Bill Bowtell, a strategic health policy consultant who helped lead Australia’s response to the AIDS crisis and continues to advise governments on HIV policy, said the system in the United States “could not be set up better to maintain a continuing HIV and AIDS pandemic.”

Rates of HIV have remained largely unchanged in the United States in recent years: They continue to rise among gay and bisexual Hispanic and Latino men, and have not improved among gay and bisexual African-American men, according to figures from the Centres for Disease Control and Prevention.

Among these minority communities, PrEP adoption is minimal: They account for two-thirds of the at-risk population, but only a small fraction of prescriptions, a study last year showed.

Australia is also not immune to disparities in HIV prevention and treatment.

While there has been rapid progress among Australian-born urban gay men, the rates of the virus among Aboriginal and Torres Strait Islander Australians have remained stable. These groups, along with overseas-born gay men and those who live in rural areas, are less likely to make use of PrEP or HIV testing, researchers say.

Despite these challenges, Australia has among the lowest HIV prevalence rates in the world: About 0.1% of the population carries the virus, according to a separate 2018 report from the Kirby Institute. The figure in the United States is four times as high.

Rates are far higher in sub-Saharan Africa, where about 4% of adults carry the virus, accounting for almost 70% of those living with HIV worldwide, according to the World Health Organisation.

In Australia, the fast adoption of PrEP is just the latest step in a comprehensive response that dates back to the 1980s.

In its early stages, it involved, among other things, the providing of free condoms and clean needles, as well as a controversial public health advertisement in which the Grim Reaper emerged from a cloud of smoke to strike down victims with a bowling ball. All of those measures were championed by the country’s prime minister at the time, Bob Hawke, whose own daughter struggled with heroin addiction.
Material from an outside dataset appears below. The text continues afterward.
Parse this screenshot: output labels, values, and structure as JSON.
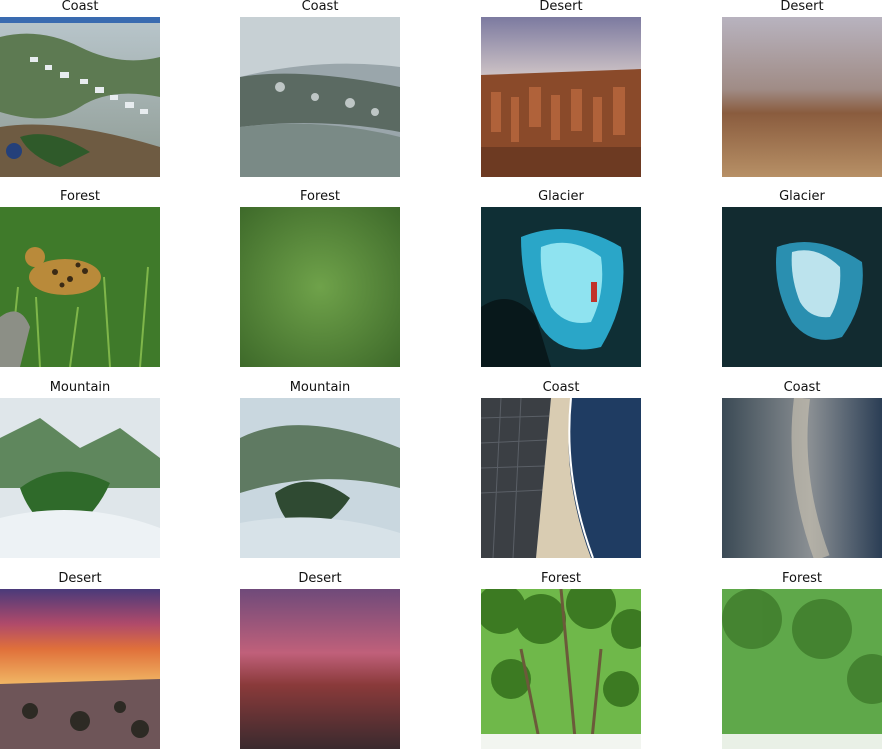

Australia’s current system of universal health care, known as Medicare, was introduced in 1984, two years after the country’s first HIV diagnosis. “When we were then confronted with the greatest public health crisis of our times, we were able to deploy resources,” said Bowtell, the health policy consultant.

In the United States, he said, the reaction to HIV and AIDS in the early years took on religious and moral overtones — some people described the disease as a punishment from God — and the administration of President Ronald Reagan was criticized as slow to act. Australia, by contrast, mostly managed to keep HIV from becoming a moral or a political issue, Bowtell added.
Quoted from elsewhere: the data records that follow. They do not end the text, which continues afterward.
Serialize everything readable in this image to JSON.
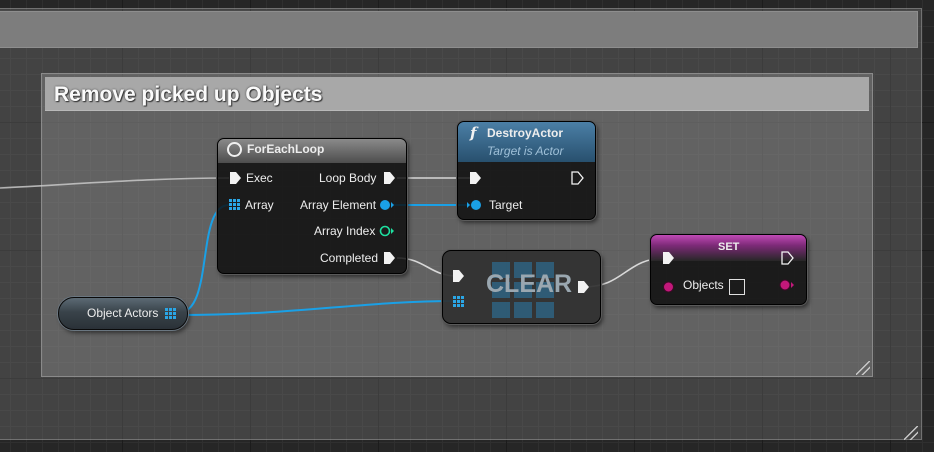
{
  "comment": {
    "title": "Remove picked up Objects"
  },
  "foreach": {
    "title": "ForEachLoop",
    "exec": "Exec",
    "array": "Array",
    "loop_body": "Loop Body",
    "array_element": "Array Element",
    "array_index": "Array Index",
    "completed": "Completed"
  },
  "destroy": {
    "title": "DestroyActor",
    "subtitle": "Target is Actor",
    "target": "Target",
    "func_symbol": "f"
  },
  "clear": {
    "label": "CLEAR"
  },
  "set": {
    "title": "SET",
    "objects": "Objects"
  },
  "variable": {
    "label": "Object Actors"
  },
  "colors": {
    "exec_wire": "#d8d8d8",
    "object_wire": "#1aa0e6",
    "object_pin": "#1aa0e6",
    "int_pin": "#1ee0a0",
    "set_pin": "#c2187a",
    "set_header": "#b03aa6",
    "destroy_header": "#3a6a8c"
  },
  "icons": {
    "loop": "loop-icon",
    "function": "function-icon",
    "array": "array-grid-icon",
    "resize": "resize-grip-icon"
  }
}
In 2015, as PrEP was first emerging in Australia, an activist group in Melbourne put up posters with an expletive encouraging people to have sex without condoms. Activists and PrEP users say they accurately captured the sense of freedom that Truvada has granted.

People living with HIV have long carried the burden of preventing its spread, said Mark Binette, 34, a physiotherapist from Melbourne who is on PrEP. The regimen, he added, offered a way to help shift that responsibility.

PrEP is not the only reason for declines in HIV transmission: In many cases, antiretroviral drugs reduce the presence of the virus in patients’ bodies to levels so low that they will not pass it on to others. But to ever fully eliminate HIV transmission, a vaccine will most likely be needed, scientists say.

Also crucial is ending the stigma attached to the virus, which can stop people from seeking access to prevention measures and treatment, said Dr Edwina Wright, a physician and clinical researcher at the Alfred Hospital at Monash University in Melbourne.

“It’s not all biomedical,” Wright said. “If we could have a vaccine in the short term against stigma,” she added, “that would be great.”